You see, the call of Jesus to be His Disciple is costly, indeed. And I don't think there are many who understand that it is, first and foremost, a life lived in separation and isolation from the world and all that we hold dear in it ... our families; our status in society [and yes, in the Church]; our jobs and careers; our very lives. And here is an astounding realization that is new to my understanding of true Discipleship ... IF it is Jesus's will to call us, and IF we accept His will, it is because He determined that it would be so! There was no way that Peter, John, Andrew, Bartholomew, James [son of Zebedee], Jude, Matthew, James [son of Alpheus], Philip, Simon the Zealot, Thomas, or even Judas were going to be able to say No! Jesus had now come into the midst of their lives, and their relationships with their immediate world had been infringed upon; He now stood in opposition to all they clung to. And once we accept His call, all those relationships are forever and profoundly changed.

Our relationships are no longer the result of our direct contact with our loved ones or people in the world. Christ stands between us and them, and what we perceived before Him was just an illusion. Everything and everyone is now a redefined reality through Him. He separates us from the world and we must come to Him as an individual and alone, allowing Him to reconstitute and restore those relationships through His preeminence in our lives. And the good news is that while Jesus separates us from the world and it's natural relationships, He also establishes new fellowship between us and others. He makes a way for us to connect through Him; a way that began in solitude and separation, but now unites in shared love and purpose to glorify the One who called us. 

I wish I could truly imagine all the thoughts and emotions those first Disciples experienced as they answered Jesus's call. We know for certain that Peter was married, because Jesus healed his mother-in-law. And according to Clement, Bishop of Rome in the late 1st Century, "Peter and Philip begat children, and Philip gave his daughters in marriage". So the first Disciples sacrificed families and gave up their material things to live a life of solitude as they followed Christ to the Cross, and then took His message to the world. And lest we forget, Jesus made it clear that to be His Disciple meant that the persecution He suffered would come to them as well. Nothing has changed in this 21st Century. We don't get to escape the cost!  

Everything that has made our lives easier and more prosperous doesn't eliminate the price we will pay to be His Disciple. Are we willing to make the ultimate sacrifice? If we are called to be Disciples, it is a very real possibility. The persecution He endured came to every one of His faithful Twelve, accept for John. It will be a part of our walk with Him. too. But we can celebrate that He also told them that by their love for each other and the fruit they bore, they would be proven to be His Disciples. Oh, what a glorious calling! And I believe that it is Jesus's will that each one of us be His true Disciple! 

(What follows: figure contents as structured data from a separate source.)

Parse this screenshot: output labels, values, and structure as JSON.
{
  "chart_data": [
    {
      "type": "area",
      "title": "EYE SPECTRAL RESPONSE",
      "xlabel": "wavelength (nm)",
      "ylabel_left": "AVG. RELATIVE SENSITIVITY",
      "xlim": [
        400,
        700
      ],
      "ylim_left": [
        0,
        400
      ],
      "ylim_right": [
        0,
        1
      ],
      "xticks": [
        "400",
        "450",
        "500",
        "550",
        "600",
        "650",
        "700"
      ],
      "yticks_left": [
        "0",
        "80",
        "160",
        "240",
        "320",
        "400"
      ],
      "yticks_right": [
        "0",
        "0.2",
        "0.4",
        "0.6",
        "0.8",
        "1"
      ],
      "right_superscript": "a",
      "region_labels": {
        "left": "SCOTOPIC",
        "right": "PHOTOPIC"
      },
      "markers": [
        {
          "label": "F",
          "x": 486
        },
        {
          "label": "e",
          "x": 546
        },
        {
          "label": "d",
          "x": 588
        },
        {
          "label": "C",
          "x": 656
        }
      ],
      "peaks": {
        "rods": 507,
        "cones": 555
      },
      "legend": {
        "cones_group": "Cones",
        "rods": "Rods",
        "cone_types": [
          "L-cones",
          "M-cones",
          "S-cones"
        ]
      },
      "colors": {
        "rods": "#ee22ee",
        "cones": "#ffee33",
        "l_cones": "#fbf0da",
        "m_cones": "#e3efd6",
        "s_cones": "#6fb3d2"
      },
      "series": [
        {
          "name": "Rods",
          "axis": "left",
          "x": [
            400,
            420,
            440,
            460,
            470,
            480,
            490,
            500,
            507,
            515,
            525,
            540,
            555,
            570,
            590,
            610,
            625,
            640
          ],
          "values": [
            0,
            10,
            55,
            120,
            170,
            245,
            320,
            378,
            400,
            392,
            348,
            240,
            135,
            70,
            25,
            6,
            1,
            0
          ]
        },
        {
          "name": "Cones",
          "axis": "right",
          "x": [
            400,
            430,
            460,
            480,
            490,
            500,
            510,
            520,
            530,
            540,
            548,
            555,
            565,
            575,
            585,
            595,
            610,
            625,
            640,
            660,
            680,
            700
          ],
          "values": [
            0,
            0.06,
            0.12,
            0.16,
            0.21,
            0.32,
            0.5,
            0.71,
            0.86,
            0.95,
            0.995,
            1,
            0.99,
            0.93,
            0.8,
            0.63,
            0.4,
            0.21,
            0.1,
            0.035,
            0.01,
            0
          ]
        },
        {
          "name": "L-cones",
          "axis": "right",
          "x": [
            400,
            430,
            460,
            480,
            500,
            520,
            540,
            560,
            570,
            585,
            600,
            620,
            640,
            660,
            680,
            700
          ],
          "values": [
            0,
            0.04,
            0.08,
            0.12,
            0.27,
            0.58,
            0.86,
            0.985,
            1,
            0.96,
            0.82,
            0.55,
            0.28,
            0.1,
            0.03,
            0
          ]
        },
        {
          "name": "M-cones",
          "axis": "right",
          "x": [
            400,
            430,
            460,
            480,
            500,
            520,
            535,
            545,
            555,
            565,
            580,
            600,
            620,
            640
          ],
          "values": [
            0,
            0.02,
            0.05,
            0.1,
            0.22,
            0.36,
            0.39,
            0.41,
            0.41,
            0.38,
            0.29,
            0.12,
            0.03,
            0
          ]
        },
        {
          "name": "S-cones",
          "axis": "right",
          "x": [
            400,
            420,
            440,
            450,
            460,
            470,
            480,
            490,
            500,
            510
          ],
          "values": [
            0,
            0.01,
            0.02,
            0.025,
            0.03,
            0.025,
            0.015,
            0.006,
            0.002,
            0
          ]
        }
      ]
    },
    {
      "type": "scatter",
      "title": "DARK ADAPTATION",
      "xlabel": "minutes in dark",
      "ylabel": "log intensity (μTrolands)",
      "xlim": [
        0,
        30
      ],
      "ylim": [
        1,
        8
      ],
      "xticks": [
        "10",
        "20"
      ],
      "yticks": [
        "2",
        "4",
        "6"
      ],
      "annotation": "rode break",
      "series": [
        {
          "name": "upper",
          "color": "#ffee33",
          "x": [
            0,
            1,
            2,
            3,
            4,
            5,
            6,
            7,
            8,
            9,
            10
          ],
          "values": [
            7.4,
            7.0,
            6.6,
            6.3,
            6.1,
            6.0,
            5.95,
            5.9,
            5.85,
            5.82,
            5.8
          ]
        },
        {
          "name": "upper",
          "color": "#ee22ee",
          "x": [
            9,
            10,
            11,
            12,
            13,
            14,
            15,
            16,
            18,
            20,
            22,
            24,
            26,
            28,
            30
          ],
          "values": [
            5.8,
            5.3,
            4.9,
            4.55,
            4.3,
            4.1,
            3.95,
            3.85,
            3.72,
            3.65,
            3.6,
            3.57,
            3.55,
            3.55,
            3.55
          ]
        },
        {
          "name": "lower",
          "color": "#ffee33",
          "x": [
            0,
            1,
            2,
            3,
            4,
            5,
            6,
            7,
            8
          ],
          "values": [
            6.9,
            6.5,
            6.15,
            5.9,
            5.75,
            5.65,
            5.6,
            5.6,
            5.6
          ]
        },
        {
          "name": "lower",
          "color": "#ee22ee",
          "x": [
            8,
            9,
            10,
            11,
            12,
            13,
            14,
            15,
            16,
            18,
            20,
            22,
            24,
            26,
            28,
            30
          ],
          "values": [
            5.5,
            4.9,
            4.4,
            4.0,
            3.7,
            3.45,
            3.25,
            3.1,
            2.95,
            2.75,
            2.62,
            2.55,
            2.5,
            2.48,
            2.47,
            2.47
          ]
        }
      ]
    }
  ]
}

Be separate from the world, but united in Him! Cast off all the world has to offer and cling to what we have in our relationship with our Master! The road He has called us to is fraught with extraordinary change, and that frightens some people. But we are assured that everything we have surrendered will be returned to us a hundredfold! There is no greater honor than to be called as a true Disciple of Jesus... are you ready to answer Him without hesitation? The world needs you!

#discipleofjesus #discipleship #jesusdisciple #calledtobeadisciple

Luke 14:26-27   If anyone comes to Me and does not hate his own father and mother and wife and children and brothers and sisters, yes, and even his own life, he cannot be My disciple. Whoever does not bear his own cross and come after Me cannot be My disciple.